Claremont Community Park, bounded by Claremont Parkway between Park and Washington Avenues, has been under the wing of P.S. 42 since 1992.
The school, which has been instrumental in the creation of this green space, was established in 1906.
This property became a GreenThumb Garden in May 1994.
GreenThumb is a Parks initiative that facilitates the transformation of vacant city lots into community gardens.
In 1998, former Mayor Rudy Giuliani’s office approved the permanent jurisdiction and management of this garden by Parks.
The NYC Department of Citywide Administrative Services then assigned the property to Parks on July 12, 1999.
The neighborhood of Claremont derives its name from a mansion that once stood in what is now Claremont Park, according to the website: www.nycgo
The park was originally part of the old Morris family estate, established in 1679.

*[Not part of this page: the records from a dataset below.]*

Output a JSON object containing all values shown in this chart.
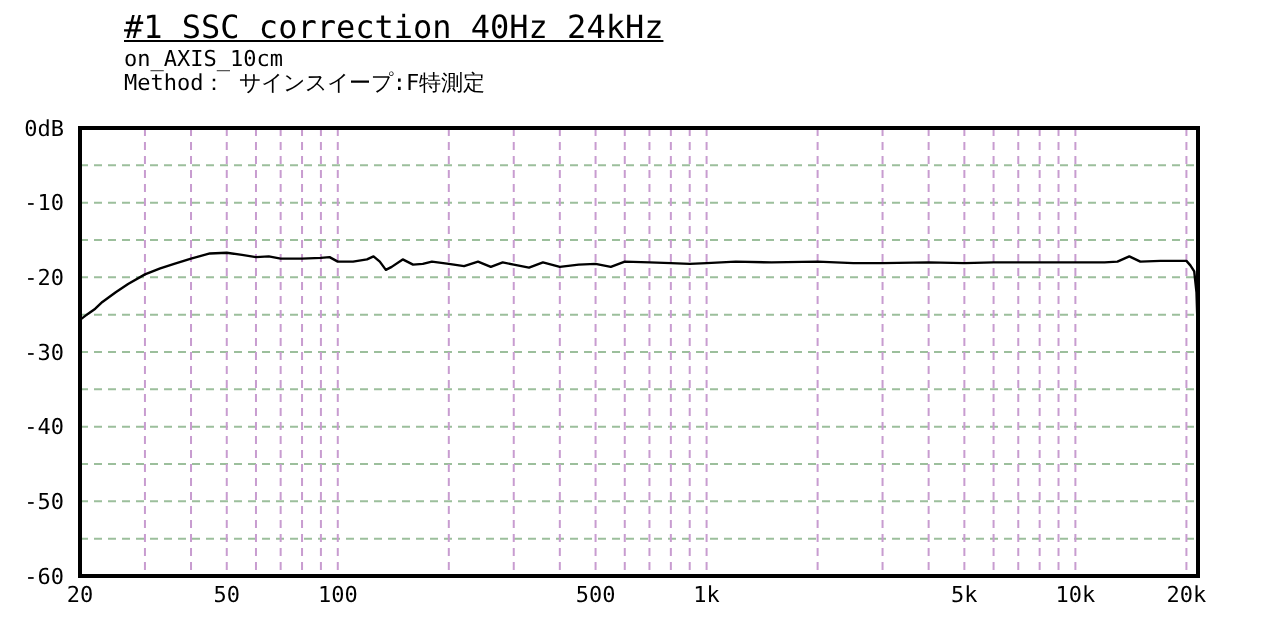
{
  "chart_data": {
    "type": "line",
    "title": "#1 SSC correction 40Hz 24kHz",
    "subtitle": "on_AXIS_10cm",
    "annotations": [
      "Method： サインスイープ:F特測定"
    ],
    "series": [
      {
        "color": "#000000",
        "x": [
          20,
          21,
          22,
          23,
          25,
          27,
          30,
          33,
          36,
          40,
          45,
          50,
          55,
          60,
          65,
          70,
          80,
          90,
          95,
          100,
          110,
          120,
          125,
          130,
          135,
          140,
          150,
          160,
          170,
          180,
          200,
          220,
          240,
          260,
          280,
          300,
          330,
          360,
          400,
          450,
          500,
          550,
          600,
          700,
          800,
          900,
          1000,
          1200,
          1500,
          2000,
          2500,
          3000,
          4000,
          5000,
          6000,
          8000,
          10000,
          12000,
          13000,
          14000,
          15000,
          17000,
          20000,
          20500,
          21000,
          21300,
          21500
        ],
        "values": [
          -25.7,
          -24.9,
          -24.2,
          -23.3,
          -22.0,
          -20.9,
          -19.6,
          -18.8,
          -18.2,
          -17.5,
          -16.8,
          -16.7,
          -17.0,
          -17.3,
          -17.2,
          -17.5,
          -17.5,
          -17.4,
          -17.3,
          -17.9,
          -17.9,
          -17.6,
          -17.2,
          -17.9,
          -19.0,
          -18.6,
          -17.6,
          -18.3,
          -18.2,
          -17.9,
          -18.2,
          -18.5,
          -17.9,
          -18.6,
          -18.0,
          -18.3,
          -18.7,
          -18.0,
          -18.6,
          -18.3,
          -18.2,
          -18.6,
          -17.9,
          -18.0,
          -18.1,
          -18.2,
          -18.1,
          -17.9,
          -18.0,
          -17.9,
          -18.1,
          -18.1,
          -18.0,
          -18.1,
          -18.0,
          -18.0,
          -18.0,
          -18.0,
          -17.9,
          -17.2,
          -17.9,
          -17.8,
          -17.8,
          -18.4,
          -19.2,
          -22.0,
          -28.4
        ]
      }
    ],
    "xlim": [
      20,
      21500
    ],
    "ylim": [
      -60,
      0
    ],
    "xticks": [
      20,
      {
        "value": 30,
        "label": null
      },
      {
        "value": 40,
        "label": null
      },
      50,
      {
        "value": 60,
        "label": null
      },
      {
        "value": 70,
        "label": null
      },
      {
        "value": 80,
        "label": null
      },
      {
        "value": 90,
        "label": null
      },
      100,
      {
        "value": 200,
        "label": null
      },
      {
        "value": 300,
        "label": null
      },
      {
        "value": 400,
        "label": null
      },
      500,
      {
        "value": 600,
        "label": null
      },
      {
        "value": 700,
        "label": null
      },
      {
        "value": 800,
        "label": null
      },
      {
        "value": 900,
        "label": null
      },
      {
        "value": 1000,
        "label": "1k"
      },
      {
        "value": 2000,
        "label": null
      },
      {
        "value": 3000,
        "label": null
      },
      {
        "value": 4000,
        "label": null
      },
      {
        "value": 5000,
        "label": "5k"
      },
      {
        "value": 6000,
        "label": null
      },
      {
        "value": 7000,
        "label": null
      },
      {
        "value": 8000,
        "label": null
      },
      {
        "value": 9000,
        "label": null
      },
      {
        "value": 10000,
        "label": "10k"
      },
      {
        "value": 20000,
        "label": "20k"
      }
    ],
    "yticks": [
      -60,
      {
        "value": -55,
        "label": null
      },
      -50,
      {
        "value": -45,
        "label": null
      },
      -40,
      {
        "value": -35,
        "label": null
      },
      -30,
      {
        "value": -25,
        "label": null
      },
      -20,
      {
        "value": -15,
        "label": null
      },
      -10,
      {
        "value": -5,
        "label": null
      },
      {
        "value": 0,
        "label": "0dB"
      }
    ],
    "log": "x",
    "grid": true,
    "marker": "none",
    "line_style": "solid"
  }
}
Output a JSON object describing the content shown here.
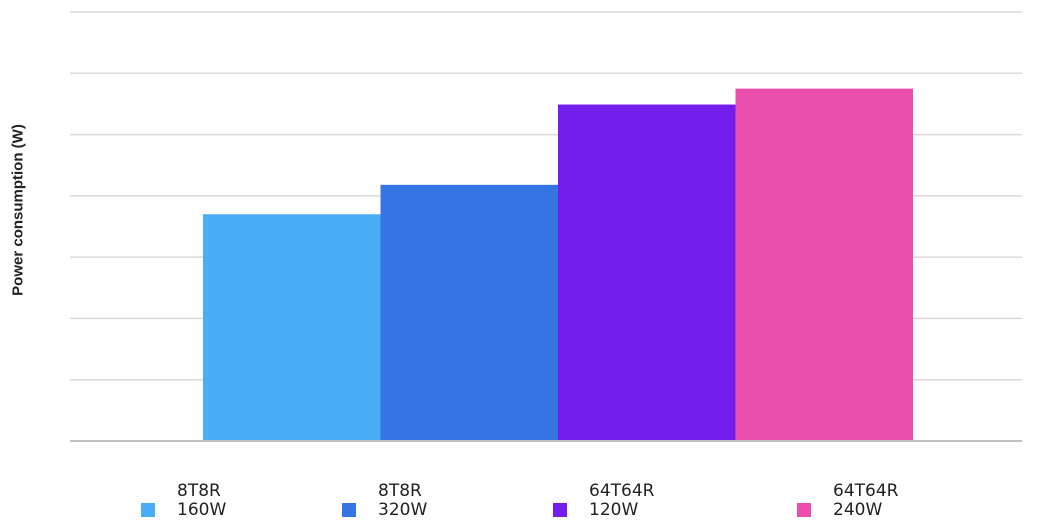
{
  "chart_data": {
    "type": "bar",
    "title": "",
    "xlabel": "",
    "ylabel": "Power consumption (W)",
    "ylim": [
      0,
      7
    ],
    "grid": true,
    "gridlines": 7,
    "legend_position": "bottom",
    "categories": [
      "8T8R 160W",
      "8T8R 320W",
      "64T64R 120W",
      "64T64R 240W"
    ],
    "series": [
      {
        "name": "8T8R 160W",
        "line1": "8T8R",
        "line2": "160W",
        "value": 3.7,
        "color": "#4AADF7"
      },
      {
        "name": "8T8R 320W",
        "line1": "8T8R",
        "line2": "320W",
        "value": 4.18,
        "color": "#3673E3"
      },
      {
        "name": "64T64R 120W",
        "line1": "64T64R",
        "line2": "120W",
        "value": 5.49,
        "color": "#741CEC"
      },
      {
        "name": "64T64R 240W",
        "line1": "64T64R",
        "line2": "240W",
        "value": 5.75,
        "color": "#EB4FAD"
      }
    ],
    "colors": {
      "grid": "#D9D9D9",
      "axis": "#BFBFBF"
    }
  }
}
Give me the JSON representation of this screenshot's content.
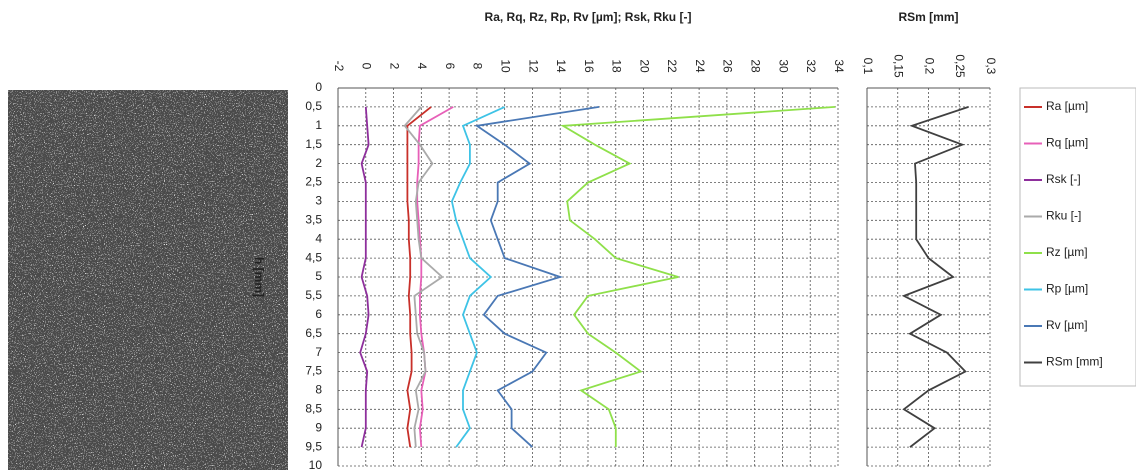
{
  "chart_data": [
    {
      "type": "line",
      "orientation": "vertical",
      "title": "Ra, Rq, Rz, Rp, Rv [µm]; Rsk, Rku [-]",
      "x_label": "h [mm]",
      "x": [
        0.5,
        1,
        1.5,
        2,
        2.5,
        3,
        3.5,
        4,
        4.5,
        5,
        5.5,
        6,
        6.5,
        7,
        7.5,
        8,
        8.5,
        9,
        9.5
      ],
      "xlim": [
        0,
        10
      ],
      "xticks": [
        0,
        {
          "value": 0.5,
          "label": "0,5"
        },
        1,
        {
          "value": 1.5,
          "label": "1,5"
        },
        2,
        {
          "value": 2.5,
          "label": "2,5"
        },
        3,
        {
          "value": 3.5,
          "label": "3,5"
        },
        4,
        {
          "value": 4.5,
          "label": "4,5"
        },
        5,
        {
          "value": 5.5,
          "label": "5,5"
        },
        6,
        {
          "value": 6.5,
          "label": "6,5"
        },
        7,
        {
          "value": 7.5,
          "label": "7,5"
        },
        8,
        {
          "value": 8.5,
          "label": "8,5"
        },
        9,
        {
          "value": 9.5,
          "label": "9,5"
        },
        10
      ],
      "ylim": [
        -2,
        34
      ],
      "yticks": [
        -2,
        0,
        2,
        4,
        6,
        8,
        10,
        12,
        14,
        16,
        18,
        20,
        22,
        24,
        26,
        28,
        30,
        32,
        34
      ],
      "grid": true,
      "series": [
        {
          "name": "Ra [µm]",
          "color": "#c8302a",
          "values": [
            4.7,
            3.0,
            3.0,
            3.0,
            3.0,
            3.0,
            3.1,
            3.1,
            3.2,
            3.2,
            3.1,
            3.2,
            3.2,
            3.3,
            3.3,
            3.0,
            3.2,
            3.0,
            3.2
          ]
        },
        {
          "name": "Rq [µm]",
          "color": "#e760b8",
          "values": [
            6.3,
            3.9,
            3.8,
            3.8,
            3.7,
            3.7,
            3.8,
            3.9,
            4.0,
            4.0,
            3.9,
            3.9,
            4.0,
            4.2,
            4.3,
            4.0,
            4.1,
            3.9,
            4.0
          ]
        },
        {
          "name": "Rsk [-]",
          "color": "#8e2f9c",
          "values": [
            0,
            0.1,
            0.2,
            -0.3,
            0,
            0,
            0,
            0,
            0,
            -0.3,
            0.1,
            0.2,
            0,
            -0.4,
            0.1,
            0,
            0,
            0,
            -0.3
          ]
        },
        {
          "name": "Rku [-]",
          "color": "#aaaaaa",
          "values": [
            4.0,
            2.8,
            3.9,
            4.8,
            3.8,
            3.6,
            3.7,
            3.8,
            4.0,
            5.5,
            3.5,
            3.6,
            3.7,
            4.2,
            4.3,
            3.6,
            3.8,
            3.5,
            3.6
          ]
        },
        {
          "name": "Rz [µm]",
          "color": "#8fe04a",
          "values": [
            33.8,
            14.2,
            16.5,
            19,
            16,
            14.5,
            14.7,
            16.5,
            18,
            22.5,
            16,
            15,
            16,
            18,
            19.8,
            15.5,
            17.5,
            18,
            18
          ]
        },
        {
          "name": "Rp [µm]",
          "color": "#3ec3e6",
          "values": [
            10,
            7,
            7.5,
            7.5,
            6.8,
            6.2,
            6.5,
            7,
            7.5,
            9,
            7.5,
            7,
            7.5,
            8,
            7.5,
            7,
            7,
            7.5,
            6.5
          ]
        },
        {
          "name": "Rv [µm]",
          "color": "#4a78b5",
          "values": [
            16.8,
            8,
            10,
            11.8,
            9.5,
            9.5,
            9,
            9.5,
            10,
            14,
            9.5,
            8.5,
            10,
            13,
            12,
            9.5,
            10.5,
            10.5,
            12
          ]
        }
      ]
    },
    {
      "type": "line",
      "orientation": "vertical",
      "title": "RSm [mm]",
      "ylim": [
        0.1,
        0.3
      ],
      "yticks": [
        {
          "value": 0.1,
          "label": "0,1"
        },
        {
          "value": 0.15,
          "label": "0,15"
        },
        {
          "value": 0.2,
          "label": "0,2"
        },
        {
          "value": 0.25,
          "label": "0,25"
        },
        {
          "value": 0.3,
          "label": "0,3"
        }
      ],
      "grid": true,
      "series": [
        {
          "name": "RSm [mm]",
          "color": "#404040",
          "values": [
            0.265,
            0.173,
            0.255,
            0.178,
            0.18,
            0.18,
            0.18,
            0.18,
            0.2,
            0.24,
            0.16,
            0.22,
            0.17,
            0.23,
            0.26,
            0.2,
            0.16,
            0.21,
            0.17
          ]
        }
      ]
    }
  ]
}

Aware of encroaching suburban development with the arrival of the New York and Harlem River Railroad, Gouverneur Morris II (1813-1888) auctioned off much of his land in 1848.
Newlyweds Elliott Zborowski de Montsaulain and Anna Bathgate acquired a parcel in the northern portion of the former Morris property soon after.
Anna had grown up on the neighboring Bathgate estate, which now constitutes Crotona Park.
In 1859, the couple built Claremont Mansion, renowned for its white marble sculptural decor, and developed the extensive grounds with terraced lawns that descended to the Mill Brook (now Webster Avenue).
There is also a Claremont Playground in Manhattan’s Riverside Park.